Roman joined the Brunswick County Sheriff’s Office in 2001, and began working in the K-9 Unit with Hanno in September 2002.
Six years and hundreds of cases later, Roman and Hanno have garnered various awards for their work together.
“We’ve had a good six years,” Roman said.
When Hanno was first assigned to Roman, he had already been working with another handler for about a year.
“He was ready when I got him,” Roman said. “I wasn’t ready.”
But eventually, after about a year working together, Roman said he and his K-9 finally “meshed.”
Today, Roman knows almost everything about Hanno and his behavior. He knows when Hanno picks up a scent on a trail by the slightest change in his posture or demeanor.
As Roman describes Hanno’s skill and precision while tracking, he sounds more like a proud parent than a dog handler. But at the end of the day, Roman says he has to remind himself Hanno is “a 70-pound extension of my arm.”
Until, that is, when Hanno retires in July and trades a life of tracking drugs for his new role as the Roman family “lap dog,” Roman said.
A few years ago, Roman said he was averaging 15 to 16 felony drug arrests per month, and his personal record is 26 felony drug arrests in one month.
Hanno has found pounds of marijuana, ounces of cocaine and practically everything in between.
Roman said he has seen suspects hide drugs in their air conditioning vents, bed liners of pick-up trucks, in a dome light in their vehicles, in an attempt to evade law enforcement officers.
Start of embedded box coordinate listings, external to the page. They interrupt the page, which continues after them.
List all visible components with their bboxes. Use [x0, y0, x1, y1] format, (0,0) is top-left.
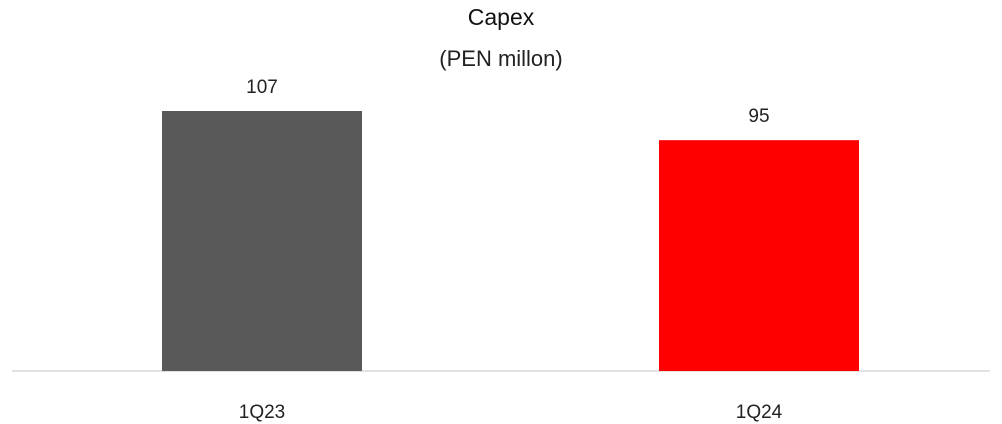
- x-tick-label-1Q23: 1Q23: [239, 402, 285, 423]
- bar-1Q24: [659, 140, 859, 371]
- chart-subtitle: (PEN millon): [439, 46, 563, 71]
- chart-title: Capex: [467, 4, 535, 30]
- data-label-1Q24: 95: [748, 106, 769, 127]
- x-tick-label-1Q24: 1Q24: [736, 402, 783, 423]
- data-label-1Q23: 107: [246, 77, 278, 98]
- bar-1Q23: [162, 111, 362, 371]
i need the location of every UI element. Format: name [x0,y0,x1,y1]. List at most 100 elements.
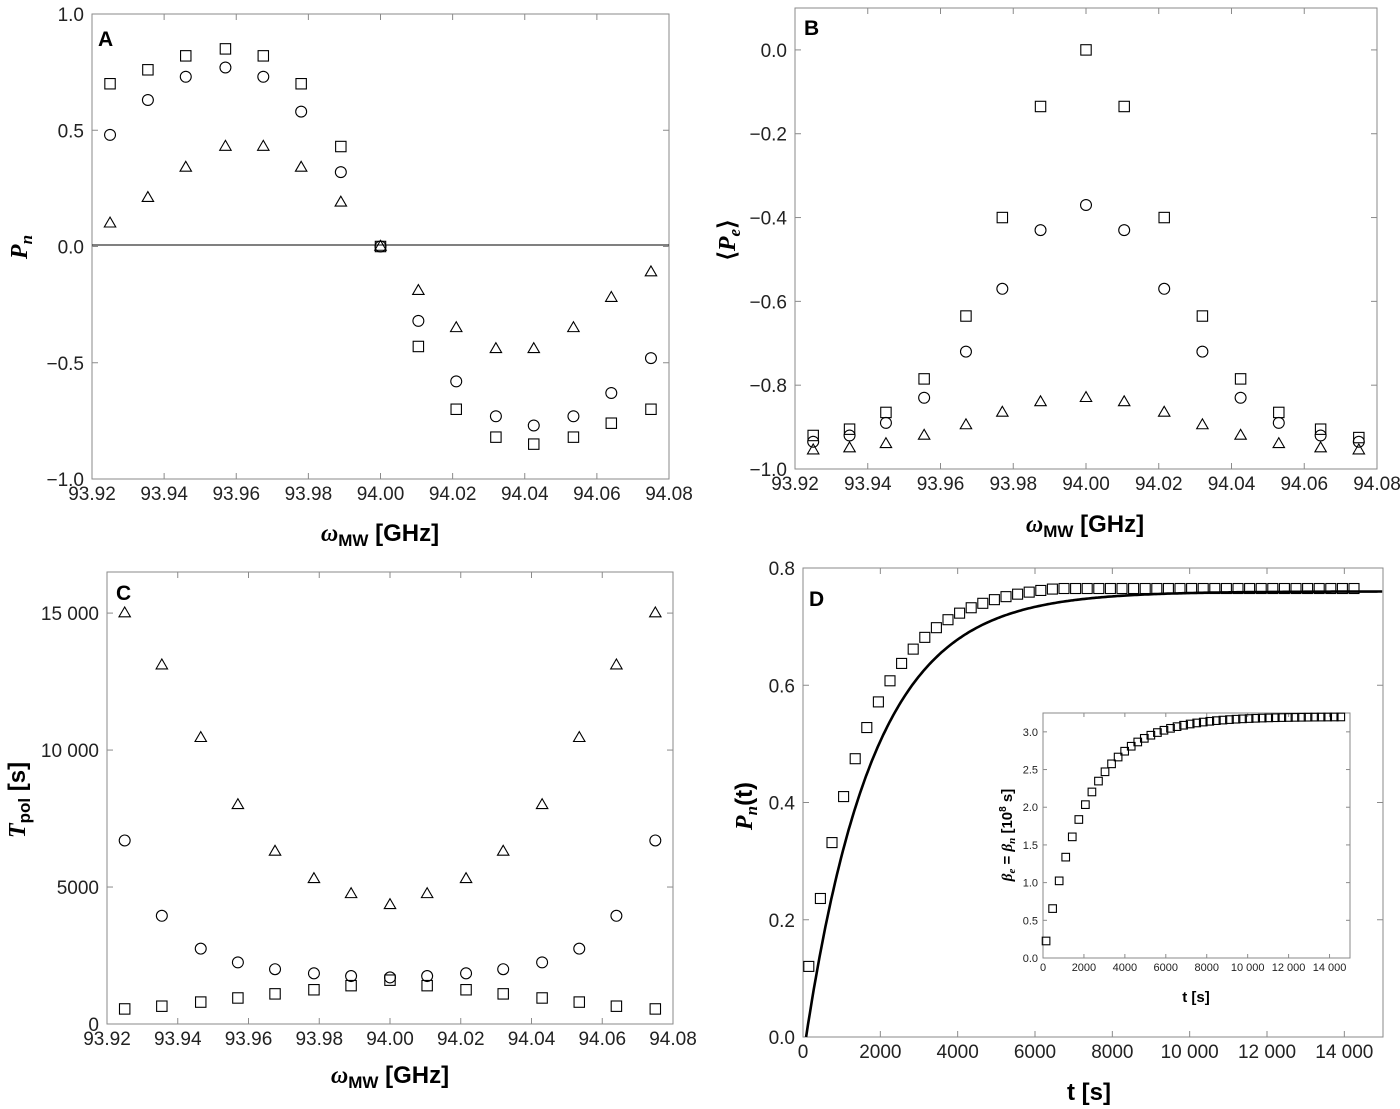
x-tick-label: 10 000 [1231,962,1265,974]
data-point-triangle [103,216,117,228]
data-point-triangle [231,797,245,810]
data-point-square [460,984,472,996]
data-point-square [1093,582,1105,595]
data-point-square [142,64,154,76]
data-point-triangle [294,160,308,172]
data-point-square [1290,713,1300,722]
x-tick-label: 6000 [1154,962,1178,974]
data-point-square [1080,44,1092,56]
data-point-triangle [489,341,503,354]
data-point-circle [179,70,192,83]
data-point-square [918,373,930,385]
data-point-square [180,50,192,62]
data-point-square [1081,800,1090,810]
data-point-square [1151,582,1163,595]
data-point-triangle [1233,428,1248,440]
inset-x-axis-label: t [s] [1182,989,1210,1006]
data-point-circle [959,345,972,358]
data-point-circle [345,970,358,983]
panel-a-ticks: 93.92 93.94 93.96 93.98 94.00 94.02 94.04 94.06… [46,5,692,505]
data-point-square [988,594,1000,606]
panel-a: 93.92 93.94 93.96 93.98 94.00 94.02 94.04 94.06… [7,5,693,550]
data-point-square [930,622,942,634]
data-point-square [907,643,919,655]
data-point-triangle [879,436,893,449]
data-point-square [1023,586,1035,598]
inset-y-beta-e: β [1000,873,1016,882]
data-point-square [1313,582,1325,595]
data-point-square [1197,582,1209,595]
data-point-square [1336,712,1346,722]
data-point-triangle [1313,440,1328,453]
data-point-triangle [1352,442,1366,455]
data-point-square [1067,832,1077,842]
x-label-omega: ω [321,521,338,547]
data-point-square [1302,582,1314,595]
inset-y-equals: = [999,852,1016,869]
data-point-square [849,753,861,765]
data-point-square [605,417,618,429]
data-point-triangle [1033,394,1048,407]
y-label-p: P [7,244,33,260]
data-point-square [1185,719,1195,729]
y-label-tail: (t) [731,782,758,806]
y-tick-label: 0.4 [769,794,796,815]
x-tick-label: 93.92 [771,474,819,495]
x-label-subscript: MW [1043,522,1074,541]
x-tick-label: 10 000 [1161,1042,1219,1063]
data-point-square [118,1003,131,1015]
data-point-square [104,78,116,90]
data-point-square [1058,582,1070,595]
data-point-square [1000,591,1012,603]
data-point-square [1070,582,1082,595]
data-point-square [1220,582,1232,595]
x-tick-label: 94.08 [649,1029,697,1050]
data-point-square [807,429,819,442]
x-tick-label: 12 000 [1238,1042,1296,1063]
data-point-square [1081,582,1093,595]
data-point-square [421,979,433,992]
x-label-unit: [GHz] [378,1062,449,1089]
data-point-triangle [268,844,282,856]
data-point-square [1244,714,1254,723]
data-point-circle [118,834,131,847]
data-point-square [1284,713,1293,722]
data-point-square [528,438,540,450]
data-point-square [919,631,931,643]
data-point-triangle [527,341,541,354]
inset-y-sub-n: n [1006,838,1018,844]
y-label-subscript: n [742,806,761,815]
panel-d-letter: D [809,588,824,611]
data-point-triangle [373,239,388,251]
data-point-circle [412,314,425,327]
data-point-square [1116,582,1128,595]
data-point-square [1290,582,1302,595]
y-tick-label: −0.8 [749,376,787,397]
panel-a-letter: A [98,28,113,51]
panel-b-y-axis-label: ⟨Pe⟩ [714,220,744,261]
data-point-square [1310,712,1319,722]
data-point-circle [421,970,434,983]
panel-d-x-axis-label: t [s] [1067,1079,1111,1106]
data-point-square [490,431,502,443]
x-tick-label: 8000 [1091,1042,1133,1063]
data-point-square [838,791,850,803]
data-point-square [996,211,1009,224]
data-point-square [1118,100,1130,113]
data-point-circle [219,61,232,74]
data-point-triangle [420,886,434,899]
x-tick-label: 94.02 [429,484,477,505]
data-point-triangle [141,190,155,202]
data-point-circle [1079,198,1093,211]
data-point-square [1094,776,1103,786]
data-point-square [1232,582,1244,595]
data-point-square [1174,582,1186,595]
y-tick-label: 5000 [57,878,99,899]
inset-ticks: 0 2000 4000 6000 8000 10 000 12 000 14 000 0.0 0.… [1023,713,1350,974]
data-point-square [1107,759,1116,769]
data-point-square [1046,583,1058,595]
data-point-square [1264,713,1274,723]
data-point-circle [1034,224,1047,237]
panel-b: 93.92 93.94 93.96 93.98 94.00 94.02 94.04 94.06… [714,7,1400,541]
data-point-square [1120,746,1130,756]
But Hanno is thorough, Roman says, and smells every inch of vehicle for that scent he seeks.
If it’s there, Hanno will find it, he says, at which point Roman will jump up and down praising Hanno for his work.
“You can’t be afraid to look like a fool,” Roman says, adding that praise is what Hanno and all dogs seek from their handlers.
One hot and muggy night last August, Roman and Hanno were on patrol when they received a call about an armed burglary in Winnabow. The suspects robbed the victim at gunpoint and then stole the victim’s car.
One of the suspects took off in a field, where some of his clothes had been found.
Roman let Hanno smell a T-shirt and then let him go to work. Hanno immediately began tracking, and quickly retrieved money the suspect had buried in the field and continued after the suspect. Almost three hours later and after covering more than 2.5 miles, Hanno found the suspect, who confessed to the burglary and identified his two accomplices.
All three suspects were charged with four other home invasions, Roman said.
Deputies also found 937 grams of marijuana, 75 ecstasy tablets, one gram of cocaine and $1,800.
For this case, Roman earned a national award that has never before been awarded to a North or South Carolina patrol officer.
Roman was awarded the National Patrol Case of the Quarter by the U.S. Police Canine Association for the third quarter of 2007.
In 2004, he earned the agency’s case of the quarter for North and South Carolina, and last year, Roman was named Brunswick County Sheriff’s Office officer of the year.
When Hanno retires this summer, Roman will be assigned a new K-9, and Hanno will go back to playing with his Kong.
Until the wind shifts, and he picks up a scent.